In point of fact, this is par for the course for the college of intercultural understanding and social responsibility.
Consider, for example, that an Israeli Professor called a Palestinian student a “cockroach” in 2013. Or, in 2015, as Shah detailed in her response, “when the administration threatened students with [biased] complaints for their display of a mock apartheid wall, to 2018 when the Board rescinded a student decision not to spend their fees in support of the Israeli occupation.”
And, more recently, in 2019 when former President Melvin L. Oliver vetoed the student senate’s decision to suspend Pitzer’s direct enrollment program with the University of Haifa in Israel. The democratic referendum occurred, in part, because of the Israeli University’s discriminatory policies against Palestinians.
While the Pitzer-Haifa program remains, the Claremont Students for Justice in Palestine (SJP) relaunched their “academic boycott campaign to suspend” the study-abroad partnership earlier this year in March.
In light of these events, the latest Free Wall incident is especially disheartening and egregious because there is a modicum of competence expected from those who spearhead our collegiate enterprise.
“It is disturbing to me that a statement that makes a general call for Palestinian freedom was somehow interpreted as threatening enough to be censored without any transparent process,” wrote Pitzer Professor of English and World Literature Brent Armendinger in an email.
Disturbing, indeed.
Imagine an alternative scenario, as Pitzer Professor of Anthropology and History Dan Segal prompted in an interview, where the administration decided to paint over the message “Black lives matter” and deemed the expression offensive in virtue of its anti-white sentiment.

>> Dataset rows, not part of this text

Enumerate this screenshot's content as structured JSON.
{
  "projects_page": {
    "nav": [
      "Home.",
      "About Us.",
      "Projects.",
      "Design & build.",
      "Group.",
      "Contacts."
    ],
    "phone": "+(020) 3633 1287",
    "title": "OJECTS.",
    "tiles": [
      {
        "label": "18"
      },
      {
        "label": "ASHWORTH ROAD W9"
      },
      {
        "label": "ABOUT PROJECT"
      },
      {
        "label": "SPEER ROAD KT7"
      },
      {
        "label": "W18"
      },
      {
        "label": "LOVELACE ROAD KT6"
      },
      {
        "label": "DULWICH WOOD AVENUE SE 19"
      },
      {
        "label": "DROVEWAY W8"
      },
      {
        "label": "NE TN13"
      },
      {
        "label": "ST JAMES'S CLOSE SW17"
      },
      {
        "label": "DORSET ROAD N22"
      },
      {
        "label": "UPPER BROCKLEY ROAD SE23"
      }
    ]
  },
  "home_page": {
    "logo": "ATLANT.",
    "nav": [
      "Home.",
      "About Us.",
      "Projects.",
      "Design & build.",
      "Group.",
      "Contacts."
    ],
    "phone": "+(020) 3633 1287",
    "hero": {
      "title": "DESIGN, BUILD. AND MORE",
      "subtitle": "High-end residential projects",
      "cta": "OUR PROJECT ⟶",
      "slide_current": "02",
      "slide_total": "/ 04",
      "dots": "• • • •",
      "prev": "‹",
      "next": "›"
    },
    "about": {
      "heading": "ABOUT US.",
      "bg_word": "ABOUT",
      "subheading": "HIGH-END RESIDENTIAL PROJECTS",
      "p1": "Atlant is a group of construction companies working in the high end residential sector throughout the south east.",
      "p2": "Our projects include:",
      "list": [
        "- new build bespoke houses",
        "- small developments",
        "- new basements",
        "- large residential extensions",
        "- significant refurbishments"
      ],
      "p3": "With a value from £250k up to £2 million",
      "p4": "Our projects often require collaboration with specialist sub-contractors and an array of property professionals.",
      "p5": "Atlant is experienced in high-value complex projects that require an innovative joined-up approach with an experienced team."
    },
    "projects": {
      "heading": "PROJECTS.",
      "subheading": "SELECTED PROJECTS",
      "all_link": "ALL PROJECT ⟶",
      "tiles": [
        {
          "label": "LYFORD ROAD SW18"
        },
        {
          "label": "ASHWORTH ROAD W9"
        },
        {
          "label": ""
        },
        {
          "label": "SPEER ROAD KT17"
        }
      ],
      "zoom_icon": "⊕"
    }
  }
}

Would this hypothetical case study inspire confidence in the administration’s ability to discern? Methinks not. And for good reason.
“If the Office of Student Affairs said to censor that speech because it’s anti-white, we would see that that office is inept and has been taken in by white racists,” Segal said. “What happened here was the office was taken in by a Jewish supremacists instead of a white supremecists, taken in by a Zionist.”

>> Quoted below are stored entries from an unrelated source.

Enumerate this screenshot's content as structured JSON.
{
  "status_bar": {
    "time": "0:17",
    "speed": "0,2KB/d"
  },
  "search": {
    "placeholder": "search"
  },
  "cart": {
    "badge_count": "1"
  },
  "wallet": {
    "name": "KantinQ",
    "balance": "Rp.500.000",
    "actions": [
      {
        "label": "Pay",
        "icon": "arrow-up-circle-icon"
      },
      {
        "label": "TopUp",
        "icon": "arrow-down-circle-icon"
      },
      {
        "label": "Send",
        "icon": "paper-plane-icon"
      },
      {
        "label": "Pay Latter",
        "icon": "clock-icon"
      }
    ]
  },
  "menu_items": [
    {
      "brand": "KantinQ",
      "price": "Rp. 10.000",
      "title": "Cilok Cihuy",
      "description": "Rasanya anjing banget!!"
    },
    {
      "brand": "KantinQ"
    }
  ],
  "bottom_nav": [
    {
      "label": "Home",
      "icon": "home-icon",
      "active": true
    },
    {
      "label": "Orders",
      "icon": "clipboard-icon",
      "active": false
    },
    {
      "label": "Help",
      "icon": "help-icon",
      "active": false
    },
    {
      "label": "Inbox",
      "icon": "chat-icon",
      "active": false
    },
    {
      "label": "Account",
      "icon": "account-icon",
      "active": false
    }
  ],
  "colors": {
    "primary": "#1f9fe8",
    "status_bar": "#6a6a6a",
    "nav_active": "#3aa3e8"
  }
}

While an apology was issued by Pitzer’s Vice President of Student Affairs Sandra Vasquez, and sent to the student body via email on Tuesday April 11, the apology was hardly worth the name according to Segal, who said the apologetic email adopted a “mistaken use of the term.” He instead called it a “fake apology,” citing the message as a “masterful piece of indirect and unforthcoming and thus antidemocratic communication,” because the so-called apology avoided “any honest acknowledgement of what was done.”
Current Pitzer sophomore and Palestinian student Luther Khoury (hereafter referred to as ‘Lue’) shared a similar sentiment.

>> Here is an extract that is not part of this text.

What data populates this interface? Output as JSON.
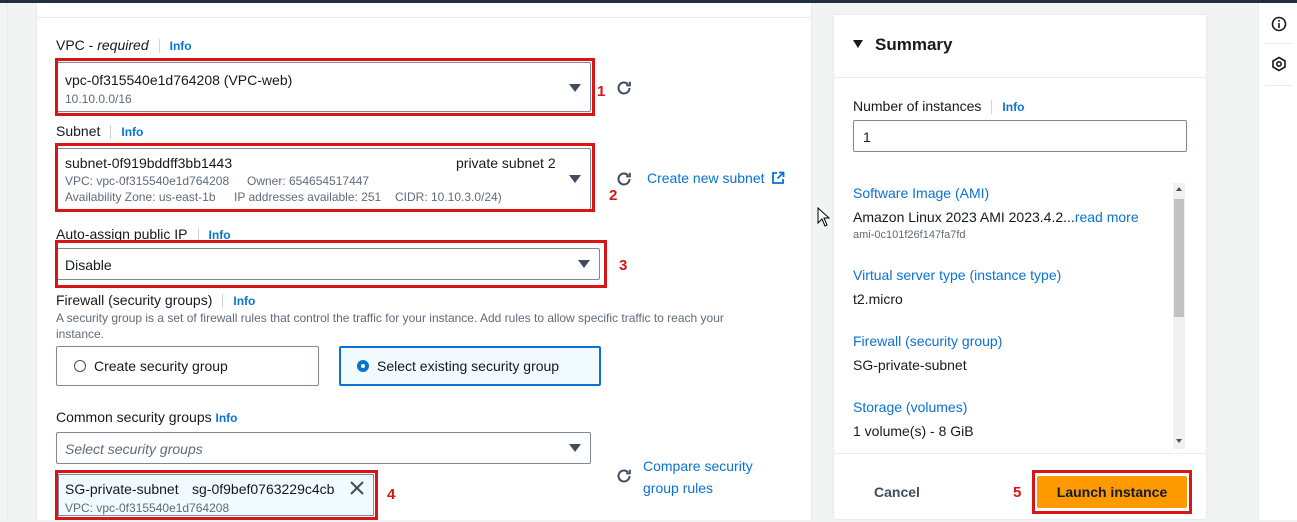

“The email was bullshit: it wasn’t thoughtful, it wasn’t sincere – it wasn’t even correct,” Lue said. “They completely ignore that they covered up writing that said ‘free Palestine’ with a [painted] heart, which is clearly a message of love not hate. I find it offensive how this institution does land back acknowledgements, but when my people call for our land back that’s called anti semitism.”
Lue explained that the college is performative and that students are frustrated, citing the performativity as “one of the reasons why there have been so many students of color transferring out of this institution.”
As an artist and a musician, Lue was drawn to Pitzer because of its community and its advertised core values, the same values he explores in his work.
“I’ve been doing a lot of art about social justice, about the feelings of otherness, about race and neurodiversity and gender diversity,” Lue said. “One of the reasons why I came to Pitzer was I felt like this was a place that I could have some interpersonal affect as well as, hopefully, systemic affect.”
Given his former high school experience at Catlin Gabel, an independent school located in Portland, Oregon, where he felt that his free speech and advocacy work were frequently challenged, Pitzer’s Free Wall was an especially important draw.
“Seeing the Free Wall was honestly the reason why I came here, because my free speech had been compromised multiple times regarding Palestinian advocacy and advocating for human human rights,” Lue said. “I hoped that that wouldn’t be the case here, which it has been.”
Following the college’s latest suppressive display, Lue seriously considered leaving Pitzer behind. He has, for now at least, hardened his heart and decided not to — despite feeling unsafe — because he is impelled to stay.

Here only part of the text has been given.